OPENING AND READING FILES

x86 System Call Table

Before diving into code implementation, let’s understand the system calls required.

%eax Name Source %ebx %ecx %edx %esx %edi
1 sys_exit kernel/exit.c int - - - -
2 sys_fork arch/i386/kernel/process.c struct pt_regs - - - -
3 sys_read fs/read_write.c unsigned int char * size_t - -
4 sys_write fs/read_write.c unsigned int const char * size_t - -
5 sys_open fs/open.c const char * int int - -
… … … … … … … …

I’ll focus on the open and read system calls for file manipulation.
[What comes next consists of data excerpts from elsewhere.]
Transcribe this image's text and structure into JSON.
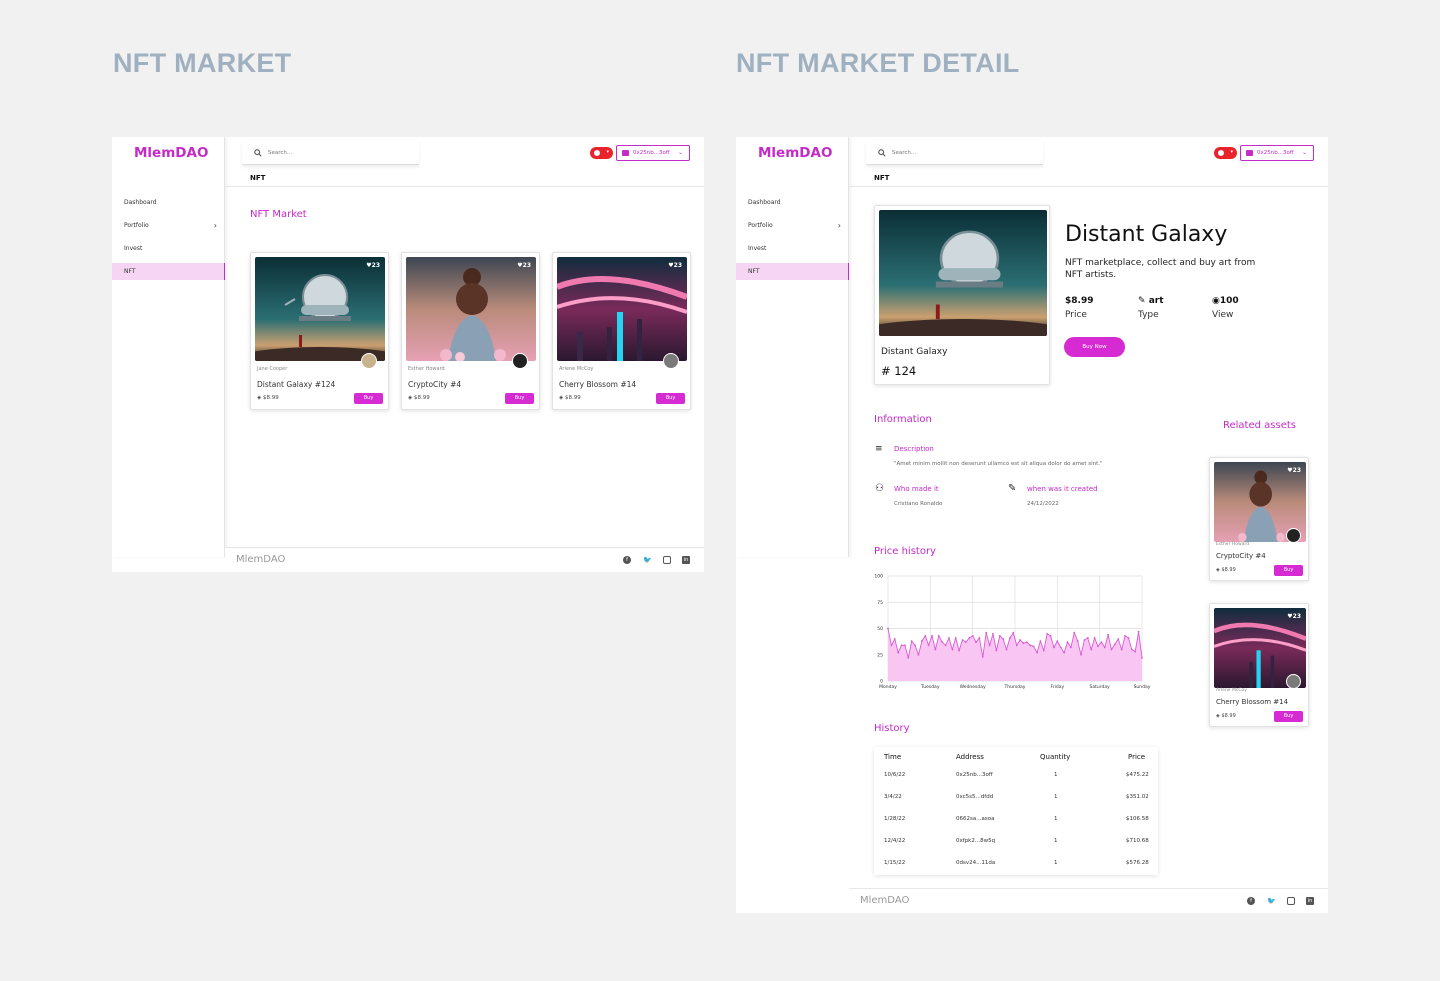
{
  "headings": {
    "left": "NFT MARKET",
    "right": "NFT MARKET DETAIL"
  },
  "brand": "MlemDAO",
  "sidebar": {
    "items": [
      {
        "label": "Dashboard",
        "has_chevron": false,
        "active": false
      },
      {
        "label": "Portfolio",
        "has_chevron": true,
        "active": false
      },
      {
        "label": "Invest",
        "has_chevron": false,
        "active": false
      },
      {
        "label": "NFT",
        "has_chevron": false,
        "active": true
      }
    ]
  },
  "search": {
    "placeholder": "Search..."
  },
  "wallet": {
    "address": "0x25nb...3off"
  },
  "breadcrumb": "NFT",
  "market": {
    "title": "NFT Market",
    "cards": [
      {
        "owner": "Jane Cooper",
        "name": "Distant Galaxy  #124",
        "price": "$8.99",
        "likes": "23",
        "buy": "Buy",
        "image": "galaxy"
      },
      {
        "owner": "Esther Howard",
        "name": "CryptoCity  #4",
        "price": "$8.99",
        "likes": "23",
        "buy": "Buy",
        "image": "girl"
      },
      {
        "owner": "Arlene McCoy",
        "name": "Cherry Blossom  #14",
        "price": "$8.99",
        "likes": "23",
        "buy": "Buy",
        "image": "city"
      }
    ]
  },
  "detail": {
    "title": "Distant Galaxy",
    "subtitle": "NFT marketplace, collect and buy art from NFT artists.",
    "card_name": "Distant Galaxy",
    "card_number": "# 124",
    "stats": [
      {
        "value": "$8.99",
        "label": "Price",
        "icon": "none"
      },
      {
        "value": "art",
        "label": "Type",
        "icon": "brush-icon"
      },
      {
        "value": "100",
        "label": "View",
        "icon": "eye-icon"
      }
    ],
    "buy_now": "Buy Now",
    "information": {
      "title": "Information",
      "description_label": "Description",
      "description_text": "\"Amet minim mollit non deserunt ullamco est sit aliqua dolor do amet sint.\"",
      "who_label": "Who made it",
      "who_value": "Cristiano Ronaldo",
      "when_label": "when was it created",
      "when_value": "24/12/2022"
    },
    "related": {
      "title": "Related assets",
      "cards": [
        {
          "owner": "Esther Howard",
          "name": "CryptoCity #4",
          "price": "$8.99",
          "likes": "23",
          "buy": "Buy",
          "image": "girl"
        },
        {
          "owner": "Arlene McCoy",
          "name": "Cherry Blossom #14",
          "price": "$8.99",
          "likes": "23",
          "buy": "Buy",
          "image": "city"
        }
      ]
    },
    "price_history": {
      "title": "Price history"
    },
    "history": {
      "title": "History",
      "columns": [
        "Time",
        "Address",
        "Quantity",
        "Price"
      ],
      "rows": [
        [
          "10/6/22",
          "0x25nb...3off",
          "1",
          "$475.22"
        ],
        [
          "3/4/22",
          "0xc5s5...dfdd",
          "1",
          "$351.02"
        ],
        [
          "1/28/22",
          "0662sa...asoa",
          "1",
          "$106.58"
        ],
        [
          "12/4/22",
          "0xfpk2...8w5q",
          "1",
          "$710.68"
        ],
        [
          "1/15/22",
          "0dsv24...11da",
          "1",
          "$576.28"
        ]
      ]
    }
  },
  "chart_data": {
    "type": "area",
    "title": "",
    "xlabel": "",
    "ylabel": "",
    "ylim": [
      0,
      100
    ],
    "yticks": [
      0,
      25,
      50,
      75,
      100
    ],
    "categories": [
      "Monday",
      "Tuesday",
      "Wednesday",
      "Thursday",
      "Friday",
      "Saturday",
      "Sunday"
    ],
    "values": [
      50,
      34,
      40,
      27,
      34,
      34,
      22,
      38,
      34,
      25,
      38,
      43,
      34,
      43,
      30,
      43,
      37,
      34,
      41,
      30,
      41,
      29,
      39,
      37,
      41,
      43,
      37,
      41,
      23,
      46,
      34,
      45,
      29,
      43,
      40,
      30,
      41,
      46,
      34,
      39,
      36,
      37,
      34,
      33,
      27,
      38,
      29,
      45,
      43,
      32,
      38,
      32,
      27,
      37,
      32,
      46,
      38,
      25,
      39,
      41,
      30,
      41,
      33,
      37,
      32,
      44,
      30,
      35,
      40,
      30,
      43,
      41,
      30,
      28,
      47,
      22
    ],
    "colors": {
      "line": "#d85cd2",
      "fill": "#f9c6f4"
    }
  },
  "colors": {
    "accent": "#c42bc8",
    "button": "#d62bd3",
    "heading": "#9fb0c1",
    "active_nav": "#f6d4f4"
  }
}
I can find the complete x86 system call table here, here, or here. Additionally, I can use the terminal command man syscalls to access the system call manual.


Opening a File

If I use the terminal command man 2 open (also here), I’ll find the following function:

int open(const char *pathname, int flags);

So, I need the following information to open a file:

  • open system call requires eax to be set to 5;
  • It takes a file path on ebx as a const char *;
  • I need to provide a flag as an argument to ecx;

Flags are used to specify the mode in which the file should be opened. For example, O_RDONLY for read-only mode, O_WRONLY for write-only mode, and O_RDWR for read-write mode. I can check that in the terminal using man 2 open and scrolling down to the flags section.

One small thing is that in man, the flags are defined as C macros, but in assembly, I need to use the actual values. I can go to the fcntl.h file and find the actual value of O_RDONLY which is 00000000 = 0.

section .data
    pathname db "path/to/file.txt"

section .text
    global main

main:
    mov eax, 5
    mov ebx, pathname
    mov ecx, 0
    int 80h
  • The result of the system call will be my file descriptor, which will be stored in eax;
  • I can use in GDB x/10x [pointer] to see the memory content (hexadecimal format) and x/10s [pointer] (string format);

A file descriptor is a unique identifier assigned by the operating system to a file when it is opened. It is used to reference the file in subsequent operations. The first three file descriptors are reserved for standard input, output, and error streams (0, 1, and 2, respectively). The file descriptor returned by the open system call will be a positive integer greater than 2.


Reading from the File

If I use the terminal command man 2 read (also here), I’ll find the following function:

ssize_t read(int fd, void *buf, size_t count);

Since I now know the file descriptor from the previous example eax = 3, I can now read from the file using the read system call.

So, I need the following information to read from a file:

  • It copies eax to ebx to use the file descriptor;
  • I will need a buffer to store the data read from the file;
  • The size of the buffer should be provided to edx as a size_t;
section .data
    pathname db "path/to/file.txt"

section .bss
    buffer resb 1024    ; Reserve 1024 bytes for the buffer because I don't know the file size

section .text
    global main

main:
    mov eax, 5          ; Open system call
    mov ebx, pathname   ; File path
    mov ecx, 0          ; Flags
    int 80h             ; Call the system

    mov ebx, eax        ; Store the file descriptor in ebx
    mov eax, 3          ; Read system call
    mov ecx, buffer     ; Buffer to store the data
    mov edx, 1024       ; Size of the buffer
    int 80h             ; Call the system

    mov eax, 1          ; Exit system call
    mov ebx, 0          ; Exit code (success)
    int 80h             ; Call the system

The result of the system call will be the number of bytes read, which will be stored in eax. If eax is 0, it means that the end of the file has been reached. If eax is -1, it means that an error occurred. If eax is -2, it means that the file descriptor is invalid.